Point/Counterpoint: The Choices We Make/The Money We Save
The “Choices” We Make
Recently I signed up for a program at my local Y for people over 50, called “You’ve Still Got It.” The title says much about our current emphasis on “successful or optimal aging.” But it’s also a sign of how we tend to emphasize individual responsibility for behavioral choices over social responsibility—as if the broader social and economic environments in which people live have nothing to do with their health.
Marketing of consumer products and services for successful aging is directed toward relatively affluent (and healthy) aging baby boomers. Clearly, money can be made by playing to the “worried well.” But what about the vast numbers of older adults who don’t have the resources and advantages many of us take for granted? Are we willing to say they’re “unsuccessfully aging”? Research shows that individual behaviors are clearly important to our health. But so are zip codes or characteristics of the places where we live. It’s time we think collectively about our responsibility for “successful aging”—especially in the U.S., which has resources and wealth far surpassing many parts of the world.
In a 1999 article I often use in my classes, Meredith Minkler of the University of California, Berkeley, writes that “holding the individual responsible for health choices is particularly problematic in the case of the poor, since poverty itself is among the most significant risk factors for illness and premature death.” We know, too, that racial disparities in society are linked to health disparities. As the late Marshall Becker so cogently—and correctly—observed, when we redefine “being ill” as “being guilty,” we run the risk of stigmatizing “the disabled, the elders, people who are overweight, and other already devalued groups in our society.”
Much of our health-promotion work focuses on individual behavior change without a full appreciation that health “choices” are constrained by social conditions such as poverty, limited education, and access to services. So as we think about the individual health choices we’re making, let’s also examine the choices we’re making as a society. From food and health policy to zoning laws and education, there is much we can do to give all Americans—not just the affluent—a fair shot at a “successful” old age. Otherwise, if we continue on the course we’re now following, we’re not going to make it.

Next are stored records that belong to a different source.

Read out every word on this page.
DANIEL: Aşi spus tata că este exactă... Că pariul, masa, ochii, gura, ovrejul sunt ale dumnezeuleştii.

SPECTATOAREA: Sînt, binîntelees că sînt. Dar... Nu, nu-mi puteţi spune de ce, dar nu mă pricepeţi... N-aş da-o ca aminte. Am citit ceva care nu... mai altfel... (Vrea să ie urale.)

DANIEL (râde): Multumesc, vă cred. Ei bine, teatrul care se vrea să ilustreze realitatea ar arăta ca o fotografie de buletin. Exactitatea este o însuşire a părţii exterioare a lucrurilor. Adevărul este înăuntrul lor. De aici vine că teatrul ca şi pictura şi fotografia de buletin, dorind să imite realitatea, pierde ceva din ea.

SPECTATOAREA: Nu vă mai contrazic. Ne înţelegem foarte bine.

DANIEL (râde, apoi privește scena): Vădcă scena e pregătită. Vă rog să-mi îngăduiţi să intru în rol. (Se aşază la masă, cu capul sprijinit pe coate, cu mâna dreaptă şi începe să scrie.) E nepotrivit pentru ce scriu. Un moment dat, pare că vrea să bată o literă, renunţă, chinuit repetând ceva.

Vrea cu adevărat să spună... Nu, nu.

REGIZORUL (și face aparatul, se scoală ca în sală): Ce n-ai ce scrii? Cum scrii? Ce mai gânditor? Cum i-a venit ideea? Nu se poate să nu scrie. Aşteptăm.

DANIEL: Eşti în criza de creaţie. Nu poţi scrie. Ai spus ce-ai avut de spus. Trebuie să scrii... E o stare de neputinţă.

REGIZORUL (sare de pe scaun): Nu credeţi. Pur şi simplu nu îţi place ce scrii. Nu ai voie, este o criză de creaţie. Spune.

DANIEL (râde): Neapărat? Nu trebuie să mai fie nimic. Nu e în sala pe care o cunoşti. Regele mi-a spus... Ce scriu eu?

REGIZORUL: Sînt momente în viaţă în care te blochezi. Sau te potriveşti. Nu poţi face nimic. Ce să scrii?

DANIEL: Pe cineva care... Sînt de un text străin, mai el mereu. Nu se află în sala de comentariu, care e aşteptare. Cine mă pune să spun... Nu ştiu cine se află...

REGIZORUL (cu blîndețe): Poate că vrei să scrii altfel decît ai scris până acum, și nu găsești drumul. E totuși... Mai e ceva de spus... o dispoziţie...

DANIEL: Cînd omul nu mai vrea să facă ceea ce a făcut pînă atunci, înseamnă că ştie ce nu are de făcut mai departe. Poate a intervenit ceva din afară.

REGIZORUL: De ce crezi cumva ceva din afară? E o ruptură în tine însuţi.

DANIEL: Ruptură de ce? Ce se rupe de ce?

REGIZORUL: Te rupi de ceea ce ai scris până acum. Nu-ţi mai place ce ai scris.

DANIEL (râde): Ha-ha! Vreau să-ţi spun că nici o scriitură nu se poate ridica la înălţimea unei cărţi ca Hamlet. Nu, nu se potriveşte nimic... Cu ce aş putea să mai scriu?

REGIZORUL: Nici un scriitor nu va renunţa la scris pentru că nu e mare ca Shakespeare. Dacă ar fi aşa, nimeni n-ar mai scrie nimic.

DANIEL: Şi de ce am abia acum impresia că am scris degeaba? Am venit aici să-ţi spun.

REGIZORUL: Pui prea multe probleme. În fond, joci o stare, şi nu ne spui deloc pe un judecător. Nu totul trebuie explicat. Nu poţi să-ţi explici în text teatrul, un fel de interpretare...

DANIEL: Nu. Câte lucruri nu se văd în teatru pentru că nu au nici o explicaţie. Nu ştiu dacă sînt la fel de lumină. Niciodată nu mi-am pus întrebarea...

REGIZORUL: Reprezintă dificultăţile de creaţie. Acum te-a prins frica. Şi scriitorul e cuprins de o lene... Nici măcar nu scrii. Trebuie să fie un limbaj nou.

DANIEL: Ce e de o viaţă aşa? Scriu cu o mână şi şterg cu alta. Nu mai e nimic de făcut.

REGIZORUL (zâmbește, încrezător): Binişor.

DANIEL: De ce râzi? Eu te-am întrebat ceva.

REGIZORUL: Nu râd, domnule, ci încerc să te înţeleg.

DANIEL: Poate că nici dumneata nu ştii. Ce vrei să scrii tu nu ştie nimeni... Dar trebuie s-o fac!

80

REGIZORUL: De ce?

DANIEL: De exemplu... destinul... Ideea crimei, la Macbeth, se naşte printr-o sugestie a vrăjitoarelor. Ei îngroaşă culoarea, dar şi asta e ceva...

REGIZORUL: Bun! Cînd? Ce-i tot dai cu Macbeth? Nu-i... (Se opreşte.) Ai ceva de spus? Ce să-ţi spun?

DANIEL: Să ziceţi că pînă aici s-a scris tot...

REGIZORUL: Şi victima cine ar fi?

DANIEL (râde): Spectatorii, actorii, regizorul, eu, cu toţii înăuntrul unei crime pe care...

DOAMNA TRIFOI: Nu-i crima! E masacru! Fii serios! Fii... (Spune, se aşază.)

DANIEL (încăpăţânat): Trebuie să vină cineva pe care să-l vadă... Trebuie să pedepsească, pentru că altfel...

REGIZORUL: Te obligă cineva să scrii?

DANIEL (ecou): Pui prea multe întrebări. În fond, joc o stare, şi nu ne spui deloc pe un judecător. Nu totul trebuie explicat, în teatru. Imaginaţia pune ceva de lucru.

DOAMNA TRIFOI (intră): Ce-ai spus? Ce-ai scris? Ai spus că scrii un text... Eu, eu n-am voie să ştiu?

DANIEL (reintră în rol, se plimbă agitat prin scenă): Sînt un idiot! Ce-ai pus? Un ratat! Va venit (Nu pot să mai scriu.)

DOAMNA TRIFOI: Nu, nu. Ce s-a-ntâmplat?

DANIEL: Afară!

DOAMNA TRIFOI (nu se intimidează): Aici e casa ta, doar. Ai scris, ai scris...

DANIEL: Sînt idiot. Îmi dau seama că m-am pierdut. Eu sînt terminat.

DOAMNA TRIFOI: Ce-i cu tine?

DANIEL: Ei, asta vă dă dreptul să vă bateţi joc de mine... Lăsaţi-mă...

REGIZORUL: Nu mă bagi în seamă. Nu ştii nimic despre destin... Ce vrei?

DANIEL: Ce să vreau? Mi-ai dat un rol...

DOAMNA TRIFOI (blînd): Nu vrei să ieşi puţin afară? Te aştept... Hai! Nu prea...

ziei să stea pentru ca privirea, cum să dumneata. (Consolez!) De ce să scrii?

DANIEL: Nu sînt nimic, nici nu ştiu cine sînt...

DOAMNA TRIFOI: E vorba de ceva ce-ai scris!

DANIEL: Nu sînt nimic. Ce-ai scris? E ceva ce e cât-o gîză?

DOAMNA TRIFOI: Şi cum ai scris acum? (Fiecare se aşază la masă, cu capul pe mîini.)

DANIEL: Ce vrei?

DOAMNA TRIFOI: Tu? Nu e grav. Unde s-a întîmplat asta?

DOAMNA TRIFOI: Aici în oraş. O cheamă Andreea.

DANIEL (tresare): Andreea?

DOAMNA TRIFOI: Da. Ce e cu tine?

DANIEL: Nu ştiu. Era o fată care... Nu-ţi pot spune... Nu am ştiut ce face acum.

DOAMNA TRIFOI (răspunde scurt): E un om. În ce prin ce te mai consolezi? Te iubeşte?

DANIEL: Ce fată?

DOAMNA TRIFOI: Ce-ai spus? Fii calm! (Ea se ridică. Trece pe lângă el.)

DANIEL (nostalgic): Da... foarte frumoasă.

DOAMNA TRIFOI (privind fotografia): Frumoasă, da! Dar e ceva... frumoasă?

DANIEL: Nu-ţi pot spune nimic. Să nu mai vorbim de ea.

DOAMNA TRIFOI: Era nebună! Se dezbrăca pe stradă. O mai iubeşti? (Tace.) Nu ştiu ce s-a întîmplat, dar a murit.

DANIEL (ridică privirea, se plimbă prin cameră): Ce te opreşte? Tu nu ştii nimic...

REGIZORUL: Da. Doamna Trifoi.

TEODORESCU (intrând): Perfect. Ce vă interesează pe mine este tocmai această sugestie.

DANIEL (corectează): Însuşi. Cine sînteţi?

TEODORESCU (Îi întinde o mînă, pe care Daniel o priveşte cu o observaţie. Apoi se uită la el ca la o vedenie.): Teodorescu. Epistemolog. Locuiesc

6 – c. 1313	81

A psychologist and gerontologist by training, Linda Chatters is a professor in the U-M SPH Department of Health Behavior and Health Education and the U-M School of Social Work.
The Money We Save
A majority of U.S. households headed by retirees have no pension or savings. As more and more baby boomers approach retirement, and as health care costs continue to rise, we face a growing crisis—not only for individuals and their families, but for hospitals and health care delivery systems, which will increasingly be called on to subsidize the cost of retiree care.
Saving for retirement has always been a challenge for U.S. workers, especially in recent years, with the downturns in the economy and the reduction in employment-sponsored pension or retirement accounts. Recent changes in the tax law have also complicated employee decisions on how best to plan for the everyday and unexpected expenses that arise as people age. Happily, a growing number of employers, among them U-M, are actively addressing the challenges that lie ahead.
With the growth in health care costs continuing to outpace the growth in our earnings, Americans will need to save even more for retirement in order to cover out-of-pocket health costs such as co-pays and diagnostic tests not covered by Medicare or the health insurance exchanges. Most investment houses and many benefit offices estimate that those retiring in ten to 15 years will need far more than they have planned for.
Many employers require or provide the means for employees to invest a percentage of their income in retirement savings. Some “match” that investment with employer contributions. If more employers took on this vital social responsibility, retirees would be better protected against the burden of rising health care costs.
More worrisome still, of course, are the millions of employed Americans who receive no retirement benefits. In a recent report, the Institute of Medicine called for action by employers and employees to encourage savings. Mandatory rather than voluntary contributions to retirement savings accounts and provision of subsidized long-term care insurance would protect all workers—particularly low-income workers—from joining the 60 percent of retirees who rely solely on Social Security benefits and/or who lack sufficient money for expenses as they age. However one looks at it, we face grave problems, as a nation and as individuals, if we do not begin saving more now.
A member of the U-M Committee on Retirement Savings Plan and Retiree Health Benefits, Kyle L. Grazier is the Richard Carl Jelinek Professor of Health Services Management and Policy and chair, U-M SPH Department of Health Management and Policy.